- Green Ridge Location within the state of West Virginia Green Ridge Green Ridge (the United States)
- Coordinates: 39°35′13″N 78°26′20″W﻿ / ﻿39.58694°N 78.43889°W
- Country: United States
- State: West Virginia
- County: Morgan
- Time zone: UTC-5 (Eastern (EST))
- • Summer (DST): UTC-4 (EDT)

= Green Ridge, West Virginia =

Green Ridge is a now uninhabited railroad community in Morgan County in the U.S. state of West Virginia on the old Baltimore and Ohio Railroad mainline where the Western Maryland Railroad crosses the Potomac River from the Stickpile Tunnel in Maryland. Green Ridge was originally known as Baird and was an operating station on the B&O. Today, it is located within the Chesapeake and Ohio Canal National Historical Park. A stretch of the Western Maryland's right-of-way from Green Ridge to Jerome is listed on the National Register of Historic Places. (See Western Maryland Railroad Right-of-Way, Milepost 126 to Milepost 160.)

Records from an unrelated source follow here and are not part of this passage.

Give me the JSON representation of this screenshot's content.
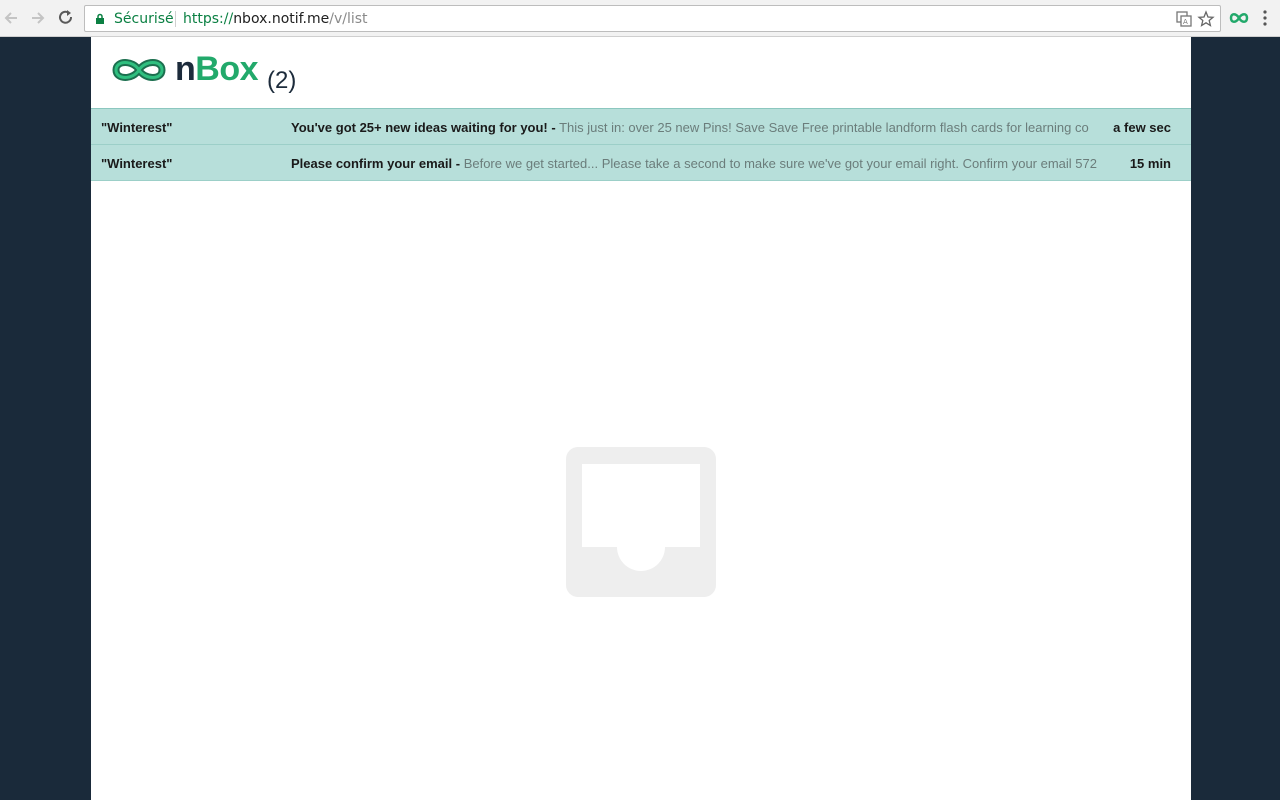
{
  "browser": {
    "secure_label": "Sécurisé",
    "url": {
      "scheme": "https://",
      "host": "nbox.notif.me",
      "path": "/v/list"
    },
    "accent_color": "#0b8043"
  },
  "header": {
    "brand_n": "n",
    "brand_box": "Box",
    "count": "(2)",
    "brand_color": "#22a96b"
  },
  "emails": [
    {
      "sender": "\"Winterest\"",
      "subject": "You've got 25+ new ideas waiting for you! -",
      "snippet": " This just in: over 25 new Pins! Save Save Free printable landform flash cards for learning co",
      "time": "a few sec"
    },
    {
      "sender": "\"Winterest\"",
      "subject": "Please confirm your email -",
      "snippet": " Before we get started... Please take a second to make sure we've got your email right. Confirm your email 572",
      "time": "15 min"
    }
  ],
  "row_color": "#b7dfda"
}
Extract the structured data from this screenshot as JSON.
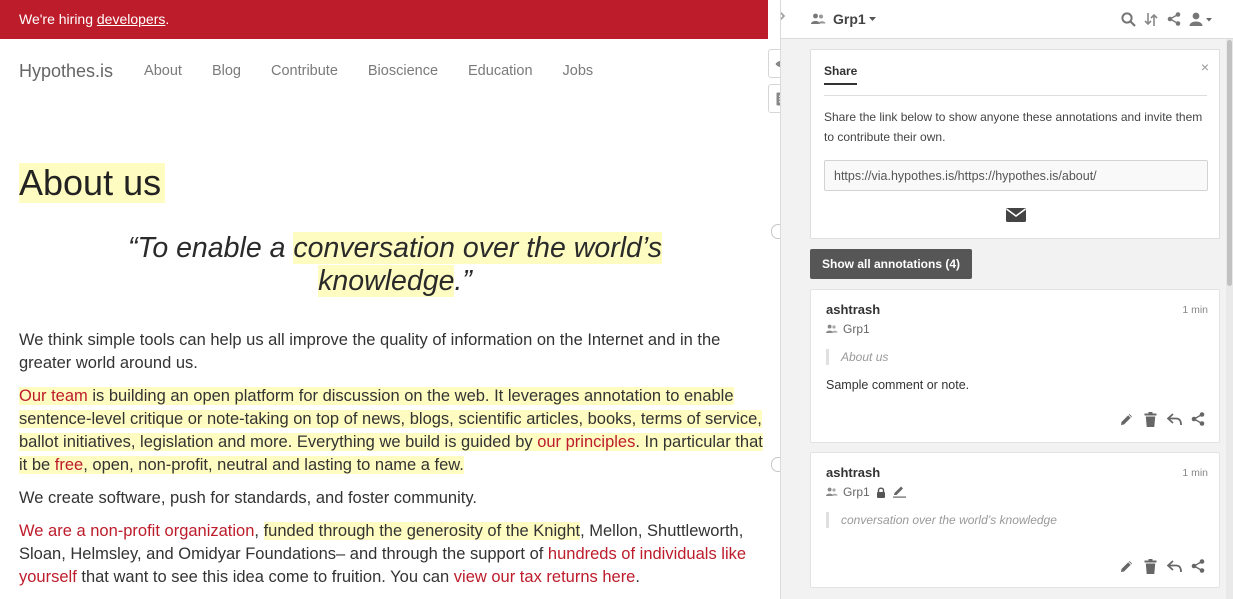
{
  "banner": {
    "text": "We're hiring ",
    "link": "developers",
    "suffix": "."
  },
  "site": {
    "logo": "Hypothes.is",
    "nav": [
      "About",
      "Blog",
      "Contribute",
      "Bioscience",
      "Education",
      "Jobs"
    ]
  },
  "article": {
    "title": "About us",
    "quote_open": "“To enable a ",
    "quote_highlight_1": "conversation over the world’s",
    "quote_highlight_2": "knowledge",
    "quote_close": ".”",
    "p1": "We think simple tools can help us all improve the quality of information on the Internet and in the greater world around us.",
    "p2": {
      "link1": "Our team",
      "text1": " is building an open platform for discussion on the web. It leverages annotation to enable sentence-level critique or note-taking on top of news, blogs, scientific articles, books, terms of service, ballot initiatives, legislation and more. Everything we build is guided by ",
      "link2": "our principles",
      "text2": ". In particular that it be ",
      "link3": "free",
      "text3": ", open, non-profit, neutral and lasting to name a few."
    },
    "p3": "We create software, push for standards, and foster community.",
    "p4": {
      "link1": "We are a non-profit organization",
      "text1": ", ",
      "hl": "funded through the generosity of the Knight",
      "text2": ", Mellon, Shuttleworth, Sloan, Helmsley, and Omidyar Foundations– and through the support of ",
      "link2": "hundreds of individuals like yourself",
      "text3": " that want to see this idea come to fruition. You can ",
      "link3": "view our tax returns here",
      "text4": "."
    }
  },
  "buckets": [
    "2",
    "2"
  ],
  "sidebar": {
    "group_name": "Grp1",
    "share": {
      "tab_label": "Share",
      "close": "×",
      "description": "Share the link below to show anyone these annotations and invite them to contribute their own.",
      "link": "https://via.hypothes.is/https://hypothes.is/about/"
    },
    "show_all_label": "Show all annotations (4)",
    "annotations": [
      {
        "user": "ashtrash",
        "time": "1 min",
        "group": "Grp1",
        "quote": "About us",
        "note": "Sample comment or note."
      },
      {
        "user": "ashtrash",
        "time": "1 min",
        "group": "Grp1",
        "quote": "conversation over the world’s knowledge",
        "note": ""
      }
    ]
  },
  "colors": {
    "brand_red": "#bd1c2b",
    "highlight": "#fefcc1",
    "sidebar_bg": "#f2f2f2"
  },
  "icons": [
    "chevron-right-icon",
    "group-icon",
    "search-icon",
    "sort-icon",
    "share-icon",
    "user-icon",
    "eye-icon",
    "notes-icon",
    "email-icon",
    "lock-icon",
    "pencil-icon",
    "edit-icon",
    "delete-icon",
    "reply-icon"
  ]
}
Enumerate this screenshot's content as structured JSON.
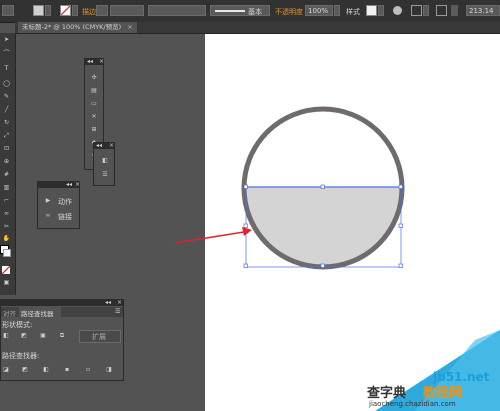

Green Ridge is accessible by way of Baird Lane (West Virginia Secondary Route 12/3) from Hansrote Road (West Virginia Secondary Route 12/2) at Hansrote. It can also be reached by a number of residential roads in the Nixon Tracts development on Magnolia Ridge from Magnolia to the south. While uninhabited, the site is popular with railfans.